Jésus a connu l’échec et le refus de son Amour, nous révélant ainsi un Dieu vulnérable, en ce sens qu’il offre un amour que nous pouvons refuser comme l’on fait les invités de la noce.
Alors le Roi se met en colère : » allez donc aux croisées des chemins : Tous ceux que vous rencontrerez, les mauvais comme les bons, invitez-les au repas de noces, et Saint-Luc ajoute : « Faites-les entrer de force ». Jésus n’appelle pas les justes mais les pêcheurs. Faites entrer de force les malheureux de la prostitution, les clochards aux visage gonflés d’alcool et de tristesse, toute cette horde de pauvres qui sillonne les rues de nos villes. « Faites-les entrer de force ». Dieu n’est pas là pour ceux qui se croient bien à l’aise dans la religion et qui n’ont rien à se reprocher.
Il y a dans l’Évangile une provocation dont le but est de faire tomber les barricades que nous construisons à l’intérieur de l’Eglise, elles sont souvent en « dur », bien solides. Mais Jésus inclut les exclus, c’est sa loi. Si nous réalisions à quel point ces marginaux sont proches de Dieu… Ils sont dans sa main, ils sont bien souvent nos maitres. Et nous les ignorons. L’église est fondamentalement une communauté de pêcheurs ; le message du Christ est à la fois collectif et individuel. Chaque être ne peut réaliser sa vocation de chrétien, qu’en étant enraciné dans cette humanité pécheresse pour laquelle le Christ a souffert, est mort et nous devons nous tenir là, comme des veilleurs. La mort et la résurrection du Christ ont créé entre les hommes des relations nouvelles en dehors desquels la vie chrétienne n’a pas de sens et devient même impossible ou caricaturale.

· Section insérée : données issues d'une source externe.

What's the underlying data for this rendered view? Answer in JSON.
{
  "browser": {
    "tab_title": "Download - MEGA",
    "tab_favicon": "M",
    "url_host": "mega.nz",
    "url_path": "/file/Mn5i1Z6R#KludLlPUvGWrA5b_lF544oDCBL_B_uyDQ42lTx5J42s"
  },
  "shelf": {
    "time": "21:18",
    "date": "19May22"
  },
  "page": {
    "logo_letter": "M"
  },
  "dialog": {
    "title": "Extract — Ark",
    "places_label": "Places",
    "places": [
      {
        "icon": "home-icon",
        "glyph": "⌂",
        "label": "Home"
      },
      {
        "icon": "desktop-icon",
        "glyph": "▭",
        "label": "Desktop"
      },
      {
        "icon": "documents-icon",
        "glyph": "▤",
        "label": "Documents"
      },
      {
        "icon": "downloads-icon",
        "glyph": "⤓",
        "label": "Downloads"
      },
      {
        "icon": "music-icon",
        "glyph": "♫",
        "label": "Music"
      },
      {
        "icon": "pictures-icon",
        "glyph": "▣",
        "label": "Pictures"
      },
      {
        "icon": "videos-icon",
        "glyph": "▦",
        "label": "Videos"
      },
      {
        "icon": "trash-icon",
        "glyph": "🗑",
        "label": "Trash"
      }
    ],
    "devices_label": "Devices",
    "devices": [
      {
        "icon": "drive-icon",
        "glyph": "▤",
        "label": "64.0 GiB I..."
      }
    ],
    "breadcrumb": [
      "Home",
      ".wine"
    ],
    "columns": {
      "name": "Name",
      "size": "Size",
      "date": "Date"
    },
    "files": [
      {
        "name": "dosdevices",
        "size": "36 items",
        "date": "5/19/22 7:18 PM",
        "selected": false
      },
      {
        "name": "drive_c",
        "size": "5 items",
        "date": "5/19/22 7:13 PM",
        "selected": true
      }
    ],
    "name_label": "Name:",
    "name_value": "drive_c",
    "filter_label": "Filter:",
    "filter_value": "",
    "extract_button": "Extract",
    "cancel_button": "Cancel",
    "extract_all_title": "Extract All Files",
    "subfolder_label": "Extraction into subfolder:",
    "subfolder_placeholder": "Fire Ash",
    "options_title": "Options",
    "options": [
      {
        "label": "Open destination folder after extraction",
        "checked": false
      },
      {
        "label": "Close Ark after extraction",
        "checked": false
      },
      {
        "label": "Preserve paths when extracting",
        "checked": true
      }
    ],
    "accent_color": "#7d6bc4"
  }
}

Quant à cet homme qui ne portait pas de vêtements de noces, qui est-il ? Qu’est-ce que ce vêtement ? Sinon le rayonnement sur le visage de quelqu’un qui se sait pardonné, aimé, sauvé à jamais. Quelqu’un qui ne regarde pas en arrière et ne ressasse plus son péché, mais l’abandonne dans le cœur de Dieu. « Tes péchés sont pardonnés ».
« Le trône de la misère humaine, c’est la miséricorde de Dieu » dit saint François de Sales. On n’est pas chrétien quand on reste dans son péché. Pourquoi est-ce si difficile de quitter son péché ? Pourquoi ce malheureux homme n’a pas cru à la joie des noces de l’Agneau ? Parce qu’il y a un attrait du péché qui laisse des traces dans la mémoire et s’inscrit comme une trame dans la conscience. S’il est vrai que le péché fait horriblement souffrir, en même temps il fait partie de nos habitudes.
Celles-ci, qu’elle soient bonnes ou mauvaises, finissent par créer une sorte de refuge vers lequel on revient facilement. C’est cela que Jésus, dans son amour, veut effacer de notre pensée ; il efface les traces du péché ; mais encore faut-il accepter de se laisser guérir jusque-là. L’invité qui n’avait pas revêtu le vêtement de noces fait partie de ceux qui se disent en eux-mêmes face à l’amour de Dieu : « Non, n’est pas possible, ce n’est pas pour moi, je n’y crois pas ». Là est le vrai péché, ce refus de l’amour. Dieu n’enferme jamais l’homme dans les conséquences de ses actes ; au contraire, il le libère. « Tes péchés sont pardonnés ». Dieu ne te demande pas ce que tu as été mais ce que tu es maintenant » dit le Bienheureux Jean Joseph Lataste. Il y a une grande différence entre regretter son péché, ce que nous devons faire, et se complaire dans le regret, ce que nous devons éviter à tout prix.
« La lumière lui dans les ténèbres » et quand elle brille dans le cœur de l’homme, il n’y a plus de ténèbres.